A fortnight after the receipt of Miss Starbrow's letter, one afternoon the girls came in from their walk, and Constance, seeing her mother at work in the dining-room, remained standing at the door until Fan went upstairs. Then she went inside and sat down near her mother. Mrs. Churton glanced at her with a swift startled glance, then bent her eyes on her work again. But her heart fluttered in her breast, for she knew that she was about to hear some new and perhaps painful thing.
“Mother,” Constance began presently, “Fan has made up her mind to go back to London when her time is up with us. She is going to look for a situation.”
“A situation—what do you mean, Constance?”
“Her own idea is that she would like best to be a shop-girl in some large London shop.”
“Then all I can say is that it is very shocking. Does the poor child know what it means to be a shop-girl in a great city, where she has no home or friends, where she will associate with ignorant and vulgar people, and worse perhaps, and be exposed to the most terrible temptations? But what can I say, Constance, that will have the slightest weight with either Fan or you?”

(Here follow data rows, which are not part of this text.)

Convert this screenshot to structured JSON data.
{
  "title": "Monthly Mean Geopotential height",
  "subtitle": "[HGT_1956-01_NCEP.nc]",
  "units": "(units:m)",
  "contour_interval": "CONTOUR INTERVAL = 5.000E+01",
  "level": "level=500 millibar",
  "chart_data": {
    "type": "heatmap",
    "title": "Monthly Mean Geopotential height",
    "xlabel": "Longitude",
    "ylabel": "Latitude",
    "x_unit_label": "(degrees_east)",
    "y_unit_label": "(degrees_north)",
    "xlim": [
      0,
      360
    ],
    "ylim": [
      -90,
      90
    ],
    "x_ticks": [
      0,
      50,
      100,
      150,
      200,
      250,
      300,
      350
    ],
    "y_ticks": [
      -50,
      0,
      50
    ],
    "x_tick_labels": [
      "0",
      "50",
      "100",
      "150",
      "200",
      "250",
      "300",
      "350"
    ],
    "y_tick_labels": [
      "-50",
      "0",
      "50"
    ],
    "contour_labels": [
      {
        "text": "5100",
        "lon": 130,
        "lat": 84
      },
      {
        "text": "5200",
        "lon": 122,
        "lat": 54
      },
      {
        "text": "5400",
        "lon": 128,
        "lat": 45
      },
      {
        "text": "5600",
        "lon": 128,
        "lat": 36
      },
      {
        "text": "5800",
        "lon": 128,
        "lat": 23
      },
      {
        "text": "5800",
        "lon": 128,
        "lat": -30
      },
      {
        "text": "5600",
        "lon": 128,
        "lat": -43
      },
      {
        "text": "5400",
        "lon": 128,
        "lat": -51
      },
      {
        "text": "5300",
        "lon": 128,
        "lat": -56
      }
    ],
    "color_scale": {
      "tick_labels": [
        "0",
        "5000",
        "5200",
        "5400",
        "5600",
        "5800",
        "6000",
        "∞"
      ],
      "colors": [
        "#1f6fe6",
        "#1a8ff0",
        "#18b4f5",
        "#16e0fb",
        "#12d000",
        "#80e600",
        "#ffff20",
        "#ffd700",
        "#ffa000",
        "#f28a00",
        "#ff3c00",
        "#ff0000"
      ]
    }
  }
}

“I should like it very much better if Fan could do something different—if she could find some more ladylike occupation. But nothing will move her. If she cannot get into a shop, she says that she must be a servant, because she must earn her own living, and she will not believe herself capable of anything higher. To be a shop-girl, or a nursery-governess, or failing that a nursemaid, is as high as her ambition goes; and though I am sorry that it must be so, I can't help admiring her independence and resolution.”

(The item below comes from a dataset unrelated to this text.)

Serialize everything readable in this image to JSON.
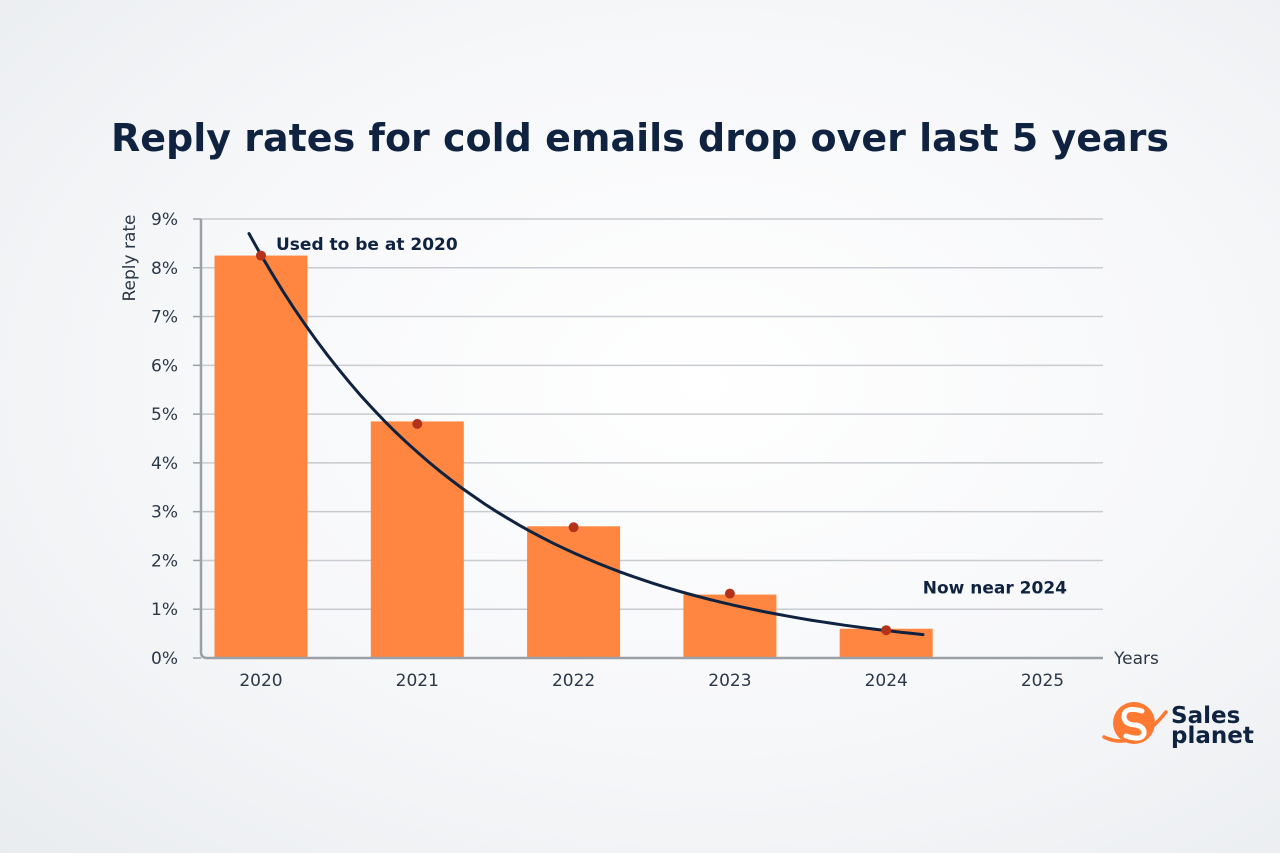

“I am glad that there is anything in it all to be admired; it only makes me sad, and just now I can say no more about it. I only hope that before the time comes she will think better of it.”
“I have something else to say to you, mother,” said Constance, after a rather long interval of silence. “I have made up my mind to accompany Fan to London.”
“What do you mean, Constance?” the other asked, with a tremor in her voice.
“To live in London, I mean. It has long been my wish, and I am surely as well able to earn my living now as I ever shall be. When Fan goes I shall not be needed at home any longer. And we are not happy together, mother.”